The Greek company, which Ms. Brookes said was owed $60 million, has won a worldwide asset-freezing order against the Singapore entity and Humpuss Intermoda Transportasi, its parent. Tommy’s main company, PT Humpuss, is not subject to the freezing order.
In December, a Norwegian investment syndicate, Parbulk II, whose members include the Blystad and Wilhelmsen families and the Norwegian holding company Pareto Group, leased a ship to Heritage Maritime, a Panamanian subsidiary of Humpuss Sea Transport.
The Norwegian syndicate also did not receive hire fees and was awarded $27 million in compensation by a London arbitration panel in December 2010. The legal bill remains unpaid.
Hanjin Shipping, a South Korean company, also says it is owed $58 million for vessel hiring, according to documents reviewed by this newspaper.
Those creditors have appointed a liquidation firm, Borrelli Walsh, based in Hong Kong and Singapore, to try to get their money back.
“We are now working with the appointed liquidators” to resolve the situation, said Fredrik Platou, a spokesman for the Parbulk syndicate.

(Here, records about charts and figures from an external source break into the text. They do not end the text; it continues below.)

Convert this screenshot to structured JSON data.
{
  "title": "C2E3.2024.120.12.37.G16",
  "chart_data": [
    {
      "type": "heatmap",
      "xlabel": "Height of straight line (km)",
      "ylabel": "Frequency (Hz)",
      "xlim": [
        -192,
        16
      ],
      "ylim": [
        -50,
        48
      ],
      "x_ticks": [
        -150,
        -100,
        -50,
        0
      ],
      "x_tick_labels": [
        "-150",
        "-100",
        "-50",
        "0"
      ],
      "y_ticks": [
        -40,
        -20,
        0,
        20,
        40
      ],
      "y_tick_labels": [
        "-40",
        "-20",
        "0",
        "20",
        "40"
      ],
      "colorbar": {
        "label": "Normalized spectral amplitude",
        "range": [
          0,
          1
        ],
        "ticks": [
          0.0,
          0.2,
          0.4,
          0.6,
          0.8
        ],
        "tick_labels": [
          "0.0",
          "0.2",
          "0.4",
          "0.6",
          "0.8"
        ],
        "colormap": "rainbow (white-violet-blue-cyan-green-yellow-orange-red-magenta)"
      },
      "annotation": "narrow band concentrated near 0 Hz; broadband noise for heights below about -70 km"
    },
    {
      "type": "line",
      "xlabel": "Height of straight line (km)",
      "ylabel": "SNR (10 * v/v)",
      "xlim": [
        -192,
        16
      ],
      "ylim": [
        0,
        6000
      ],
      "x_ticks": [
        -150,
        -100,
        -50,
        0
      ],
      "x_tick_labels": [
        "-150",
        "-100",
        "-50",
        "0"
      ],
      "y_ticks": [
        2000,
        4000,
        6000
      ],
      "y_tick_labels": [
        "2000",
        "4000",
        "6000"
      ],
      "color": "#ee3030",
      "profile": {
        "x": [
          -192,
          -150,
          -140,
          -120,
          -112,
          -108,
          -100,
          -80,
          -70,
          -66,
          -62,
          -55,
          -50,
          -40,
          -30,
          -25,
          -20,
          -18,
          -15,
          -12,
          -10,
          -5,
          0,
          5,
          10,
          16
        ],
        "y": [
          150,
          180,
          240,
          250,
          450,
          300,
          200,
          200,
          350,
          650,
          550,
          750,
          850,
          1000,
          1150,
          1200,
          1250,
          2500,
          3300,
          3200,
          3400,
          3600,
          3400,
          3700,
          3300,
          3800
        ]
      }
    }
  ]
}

The liquidator, however, was appointed by the Singapore court and has no legal powers in Indonesia. And Humpuss Sea Transport, the Singapore company the liquidator now controls, has no assets.
Ms. Brookes, the lawyer for Empire Group, said her client had believed that doing a deal with a Singapore entity would mean it was protected under international law.
“But the Singapore company was left as a shell,” she said, “and everything it owned was moved into Indonesia. It is going to be very difficult to litigate in the Indonesian courts, where foreign parties seem to get nowhere.”
Tommy could not be reached for comment. Theo Lekatompessy, the chief executive of Humpuss Intermoda Transportasi, did not return an e-mail requesting comment. Lawrence Graham, the London law firm for Humpuss Group, declined to comment, as did Mourant Ozannes, lawyers for Tommy. A spokesman for the Humpuss Sea Transport liquidator Borrelli Walsh also declined to comment.
Members of the Suharto family enriched themselves to the tune of between $18 billion and $35 billion during the Suharto presidency, according to Transparency International.
Tommy was jailed in 2002 for having arranged the murder of a judge who had sentenced him to prison for corruption. He served four years of his 15-year sentence in what the Indonesian media said was a carpeted, air-conditioned cell replete with an exercise bicycle.